On a party basis, gerrymandering has put a slow but consistent skew on the political system. A lack of safeguards has affected to many elections in the world (McCoy 2017), it’s almost impossible to believe that it would be a problem in the U.S. as well. To put the effects of House gerrymandering into perspective, in 2010, Republicans won 51.7 percent of the vote and were able to secure 242 seats. In 2018, the blue wave helped the Democrats 53.4 percent of the vote but only secured 235 seats. A Republican win translates to a big majority of seats while a Democratic win only secures a narrow majority. In the Senate, Democrats would need to win a huge majority and give statehood to Washington D.C. and Puerto Rico to have any edge.
As Kendall-Taylor and Frantz (2016) have stated, slow and incremental democratic backsliding is difficult to counter because there is no focal point or pivotal moment upon which to coalesce. The visual optics of gerrymandering don’t particularly compare to the media reel of the President’s undemocratic speeches. All of these changes have proceeded in plain sight. A Supreme Court majority here, a redistricting of Senate lines there, a lifetime federal judiciary appointment or two, and all of a sudden every institution is tilted in the same direction.
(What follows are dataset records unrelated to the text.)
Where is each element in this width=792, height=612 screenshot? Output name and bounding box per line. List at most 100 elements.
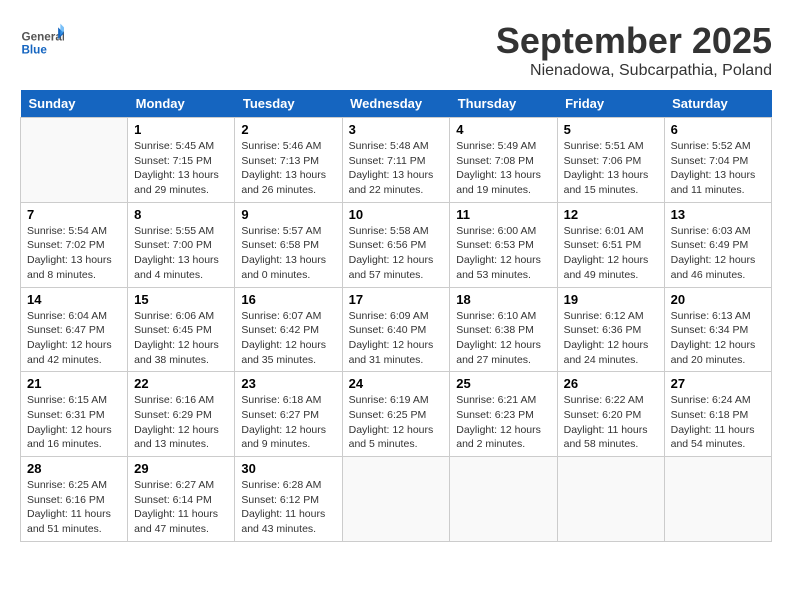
page-header: General Blue September 2025 Nienadowa, S…: [20, 20, 772, 80]
calendar-cell: 21 Sunrise: 6:15 AMSunset: 6:31 PMDayligh…: [21, 372, 128, 457]
logo-icon: General Blue: [20, 20, 64, 64]
calendar-cell: 11 Sunrise: 6:00 AMSunset: 6:53 PMDayligh…: [450, 202, 557, 287]
day-info: Sunrise: 5:54 AMSunset: 7:02 PMDaylight:…: [27, 224, 121, 283]
day-number: 3: [349, 122, 444, 137]
day-number: 24: [349, 376, 444, 391]
calendar-cell: 23 Sunrise: 6:18 AMSunset: 6:27 PMDayligh…: [235, 372, 342, 457]
day-info: Sunrise: 6:04 AMSunset: 6:47 PMDaylight:…: [27, 309, 121, 368]
day-number: 7: [27, 207, 121, 222]
day-info: Sunrise: 6:00 AMSunset: 6:53 PMDaylight:…: [456, 224, 550, 283]
day-number: 22: [134, 376, 228, 391]
day-info: Sunrise: 6:21 AMSunset: 6:23 PMDaylight:…: [456, 393, 550, 452]
calendar-cell: 15Sunrise: 6:06 AMSunset: 6:45 PMDayligh…: [128, 287, 235, 372]
calendar-cell: 8 Sunrise: 5:55 AMSunset: 7:00 PMDaylight…: [128, 202, 235, 287]
day-info: Sunrise: 6:09 AMSunset: 6:40 PMDaylight:…: [349, 309, 444, 368]
calendar-cell: 5 Sunrise: 5:51 AMSunset: 7:06 PMDaylight…: [557, 118, 664, 203]
title-block: September 2025 Nienadowa, Subcarpathia, …: [496, 20, 772, 80]
day-number: 13: [671, 207, 765, 222]
day-number: 5: [564, 122, 658, 137]
calendar-cell: 1Sunrise: 5:45 AMSunset: 7:15 PMDaylight…: [128, 118, 235, 203]
calendar-cell: 3Sunrise: 5:48 AMSunset: 7:11 PMDaylight…: [342, 118, 450, 203]
calendar-cell: 22 Sunrise: 6:16 AMSunset: 6:29 PMDayligh…: [128, 372, 235, 457]
calendar-cell: 30 Sunrise: 6:28 AMSunset: 6:12 PMDayligh…: [235, 457, 342, 542]
day-number: 20: [671, 292, 765, 307]
calendar-cell: [557, 457, 664, 542]
day-info: Sunrise: 6:07 AMSunset: 6:42 PMDaylight:…: [241, 309, 335, 368]
calendar-cell: 4 Sunrise: 5:49 AMSunset: 7:08 PMDaylight…: [450, 118, 557, 203]
day-info: Sunrise: 6:10 AMSunset: 6:38 PMDaylight:…: [456, 309, 550, 368]
day-info: Sunrise: 6:16 AMSunset: 6:29 PMDaylight:…: [134, 393, 228, 452]
day-number: 6: [671, 122, 765, 137]
day-info: Sunrise: 6:15 AMSunset: 6:31 PMDaylight:…: [27, 393, 121, 452]
calendar-cell: 27 Sunrise: 6:24 AMSunset: 6:18 PMDayligh…: [664, 372, 771, 457]
calendar-cell: 6 Sunrise: 5:52 AMSunset: 7:04 PMDaylight…: [664, 118, 771, 203]
day-number: 4: [456, 122, 550, 137]
location-subtitle: Nienadowa, Subcarpathia, Poland: [496, 62, 772, 80]
day-info: Sunrise: 6:19 AMSunset: 6:25 PMDaylight:…: [349, 393, 444, 452]
day-info: Sunrise: 6:01 AMSunset: 6:51 PMDaylight:…: [564, 224, 658, 283]
day-number: 11: [456, 207, 550, 222]
day-number: 29: [134, 461, 228, 476]
calendar-header-row: SundayMondayTuesdayWednesdayThursdayFrid…: [21, 90, 772, 118]
calendar-cell: 2Sunrise: 5:46 AMSunset: 7:13 PMDaylight…: [235, 118, 342, 203]
day-info: Sunrise: 6:25 AMSunset: 6:16 PMDaylight:…: [27, 478, 121, 537]
day-number: 17: [349, 292, 444, 307]
day-number: 16: [241, 292, 335, 307]
day-number: 18: [456, 292, 550, 307]
calendar-cell: 25 Sunrise: 6:21 AMSunset: 6:23 PMDayligh…: [450, 372, 557, 457]
day-number: 9: [241, 207, 335, 222]
svg-text:Blue: Blue: [21, 44, 47, 57]
day-number: 14: [27, 292, 121, 307]
day-info: Sunrise: 5:55 AMSunset: 7:00 PMDaylight:…: [134, 224, 228, 283]
calendar-table: SundayMondayTuesdayWednesdayThursdayFrid…: [20, 90, 772, 542]
calendar-cell: 19Sunrise: 6:12 AMSunset: 6:36 PMDayligh…: [557, 287, 664, 372]
calendar-cell: 12 Sunrise: 6:01 AMSunset: 6:51 PMDayligh…: [557, 202, 664, 287]
day-info: Sunrise: 5:45 AMSunset: 7:15 PMDaylight:…: [134, 139, 228, 198]
day-header-sunday: Sunday: [21, 90, 128, 118]
day-info: Sunrise: 6:27 AMSunset: 6:14 PMDaylight:…: [134, 478, 228, 537]
calendar-week-row: 28Sunrise: 6:25 AMSunset: 6:16 PMDayligh…: [21, 457, 772, 542]
day-header-wednesday: Wednesday: [342, 90, 450, 118]
day-info: Sunrise: 6:18 AMSunset: 6:27 PMDaylight:…: [241, 393, 335, 452]
calendar-cell: 29 Sunrise: 6:27 AMSunset: 6:14 PMDayligh…: [128, 457, 235, 542]
day-info: Sunrise: 5:52 AMSunset: 7:04 PMDaylight:…: [671, 139, 765, 198]
calendar-cell: 13Sunrise: 6:03 AMSunset: 6:49 PMDayligh…: [664, 202, 771, 287]
calendar-cell: 24 Sunrise: 6:19 AMSunset: 6:25 PMDayligh…: [342, 372, 450, 457]
day-header-thursday: Thursday: [450, 90, 557, 118]
day-number: 21: [27, 376, 121, 391]
day-header-friday: Friday: [557, 90, 664, 118]
day-number: 8: [134, 207, 228, 222]
calendar-cell: 28Sunrise: 6:25 AMSunset: 6:16 PMDayligh…: [21, 457, 128, 542]
day-number: 10: [349, 207, 444, 222]
calendar-cell: 10Sunrise: 5:58 AMSunset: 6:56 PMDayligh…: [342, 202, 450, 287]
day-number: 19: [564, 292, 658, 307]
day-number: 12: [564, 207, 658, 222]
day-info: Sunrise: 5:51 AMSunset: 7:06 PMDaylight:…: [564, 139, 658, 198]
day-number: 30: [241, 461, 335, 476]
calendar-cell: 18 Sunrise: 6:10 AMSunset: 6:38 PMDayligh…: [450, 287, 557, 372]
calendar-cell: 26 Sunrise: 6:22 AMSunset: 6:20 PMDayligh…: [557, 372, 664, 457]
calendar-week-row: 21 Sunrise: 6:15 AMSunset: 6:31 PMDayligh…: [21, 372, 772, 457]
day-info: Sunrise: 5:49 AMSunset: 7:08 PMDaylight:…: [456, 139, 550, 198]
day-info: Sunrise: 5:46 AMSunset: 7:13 PMDaylight:…: [241, 139, 335, 198]
day-number: 27: [671, 376, 765, 391]
day-info: Sunrise: 6:22 AMSunset: 6:20 PMDaylight:…: [564, 393, 658, 452]
calendar-cell: 17 Sunrise: 6:09 AMSunset: 6:40 PMDayligh…: [342, 287, 450, 372]
svg-text:General: General: [21, 31, 64, 44]
day-info: Sunrise: 6:28 AMSunset: 6:12 PMDaylight:…: [241, 478, 335, 537]
day-info: Sunrise: 6:06 AMSunset: 6:45 PMDaylight:…: [134, 309, 228, 368]
day-header-monday: Monday: [128, 90, 235, 118]
calendar-cell: 20Sunrise: 6:13 AMSunset: 6:34 PMDayligh…: [664, 287, 771, 372]
calendar-cell: 14 Sunrise: 6:04 AMSunset: 6:47 PMDayligh…: [21, 287, 128, 372]
day-number: 23: [241, 376, 335, 391]
day-number: 26: [564, 376, 658, 391]
day-number: 25: [456, 376, 550, 391]
calendar-cell: 7 Sunrise: 5:54 AMSunset: 7:02 PMDaylight…: [21, 202, 128, 287]
logo: General Blue: [20, 20, 64, 64]
day-header-saturday: Saturday: [664, 90, 771, 118]
day-info: Sunrise: 6:24 AMSunset: 6:18 PMDaylight:…: [671, 393, 765, 452]
calendar-week-row: 7 Sunrise: 5:54 AMSunset: 7:02 PMDaylight…: [21, 202, 772, 287]
day-header-tuesday: Tuesday: [235, 90, 342, 118]
calendar-cell: 16 Sunrise: 6:07 AMSunset: 6:42 PMDayligh…: [235, 287, 342, 372]
calendar-week-row: 1Sunrise: 5:45 AMSunset: 7:15 PMDaylight…: [21, 118, 772, 203]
Trump’s personal style and rhetoric strongly echos the patterns and mannerisms of other populist leaders, ascribing to populism as the pattern that has lead to this crisis in American democracy. However, the problem today is much larger than Trump or his personal traits. The attacks on democracy is a backlash from the larger conservative movement that is trying to lay groundwork to remain in power even when not popularly elected. The issue here isn’t a populist authoritarian who is trampling on institutions; rather, it is the institutions themselves that are being deployed to misrepresent popular will. Levitsky and Ziblatt (2018) state how political parties should serve as gatekeepers to keep political parties within democracies safe. But what happens when the parties themselves are the ones who are eroding the institutions that ensure fair and democratic elections?
There is an actual crisis currently facing American democracy. The legitimacy of the American political order has continued to be upheld as steller because of its accordance with institutional order and accordance with the law. It’s possible that populism does have a place in democracy. Not the type of populism outlined by Muller, one that has been characterized by lawlessness and oppression, but a populism that has political legitimacy and has the ability to reflect the true interests of the majority without institutional misrepresentation.
- Kendall-Taylor, Andrea & Erica Frantz. “How Democracies Fall Apart: Why Populism is a Pathway to Autocracy.” Foreign Affairs. December 5, 2016.
- Levitsky, Steven & Daniel Ziblatt. 2018. How Democracies Die. New York: Crown. Chapter 6
- McCoy, Jennifer L. “Venezuela’s controversial new Constituent Assembly, explained.” The Washington Post. August 1, 2017.
- Muller, Jan-Werner. 2016. What Is Populism? Philadelphia: University of Pennsylvania Press.